The judgment of the district court is affirmed.


1. The Honorable Robert W. Pratt, United States District Judge for the District of Southern Iowa.
2. "The Iowa Civil Rights Act, Iowa Code Chapter 216.6(1), has a similar provision which mirrors federal law, so our discussion of [Brenneman's] Title VII claim applies equally to her claim under the Iowa Civil Rights Act." Tenge v. Phillips Modern Ag Co., 446 F.3d 903, 907 n. 3 (8th Cir.2006), citing Montgomery v. John Deere & Co., 169 F.3d 556, 558 n. 3 (8th Cir.1999).

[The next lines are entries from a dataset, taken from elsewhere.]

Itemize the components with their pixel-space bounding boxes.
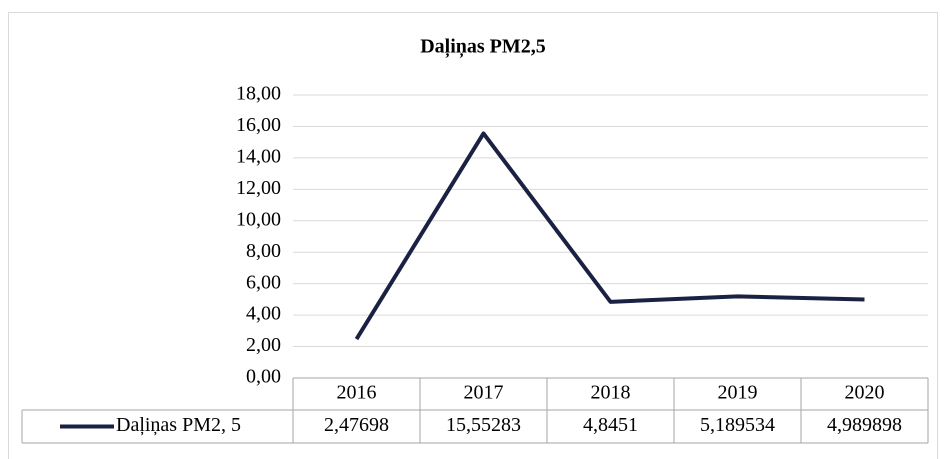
- table-value: 15,55283: [446, 414, 521, 436]
- y-tick-label: 6,00: [246, 271, 281, 293]
- legend-label: Daļiņas PM2, 5: [116, 414, 241, 436]
- y-tick-label: 18,00: [236, 83, 281, 105]
- chart-frame: [8, 12, 938, 459]
- x-tick-label: 2020: [845, 382, 885, 404]
- x-tick-label: 2017: [464, 382, 504, 404]
- y-tick-label: 14,00: [236, 145, 281, 167]
- y-tick-label: 10,00: [236, 208, 281, 230]
- y-tick-label: 2,00: [246, 334, 281, 356]
- x-tick-label: 2019: [718, 382, 758, 404]
- x-tick-label: 2018: [591, 382, 631, 404]
- y-tick-label: 16,00: [236, 114, 281, 136]
- x-tick-label: 2016: [337, 382, 377, 404]
- y-tick-label: 0,00: [246, 366, 281, 388]
- y-tick-label: 4,00: [246, 303, 281, 325]
- y-tick-label: 8,00: [246, 240, 281, 262]
- y-tick-label: 12,00: [236, 177, 281, 199]
- line-series: [354, 131, 865, 341]
- chart-title: Daļiņas PM2,5: [420, 36, 546, 59]
- table-value: 2,47698: [324, 414, 389, 436]
- table-value: 4,8451: [583, 414, 638, 436]
- table-value: 5,189534: [700, 414, 775, 436]
- table-value: 4,989898: [827, 414, 902, 436]
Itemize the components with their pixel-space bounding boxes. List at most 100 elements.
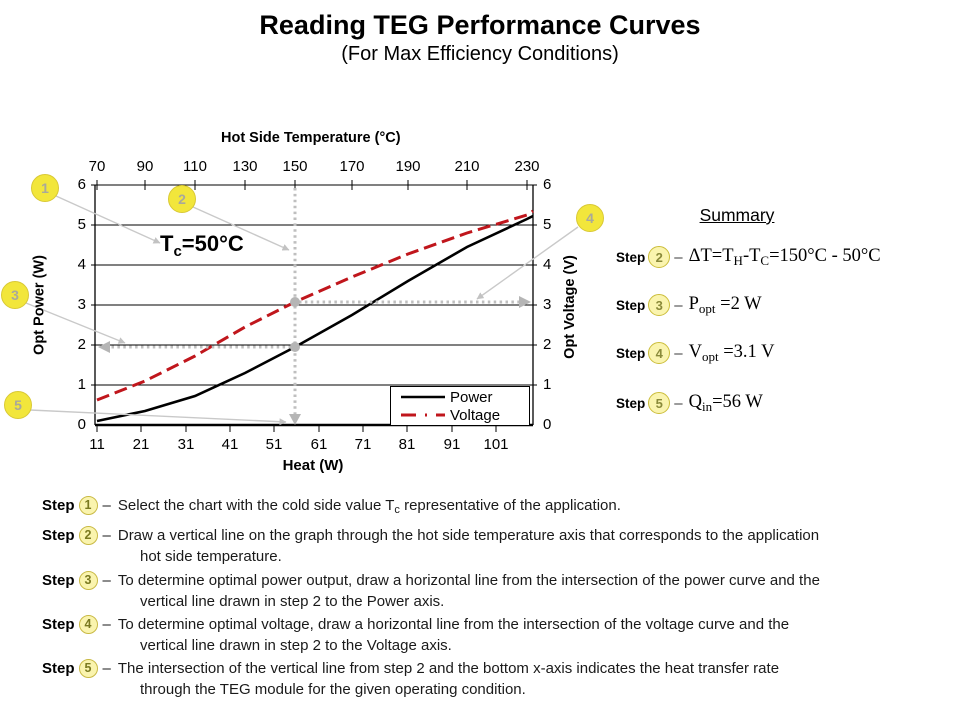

3. Brenneman and amicus EEOC assert that the Supreme Court has overruled this circuit's requirement that the plaintiff demonstrate the employer's intent, or the reasonably foreseeability, that the employee quit. See Pa. State Police v. Suders, 542 U.S. 129, 134, 147, 124 S.Ct. 2342, 159 L.Ed.2d 204 (2004). Because Brenneman does not show that the working conditions were so intolerable that a reasonable person would have felt compelled to quit, this court need not address this assertion.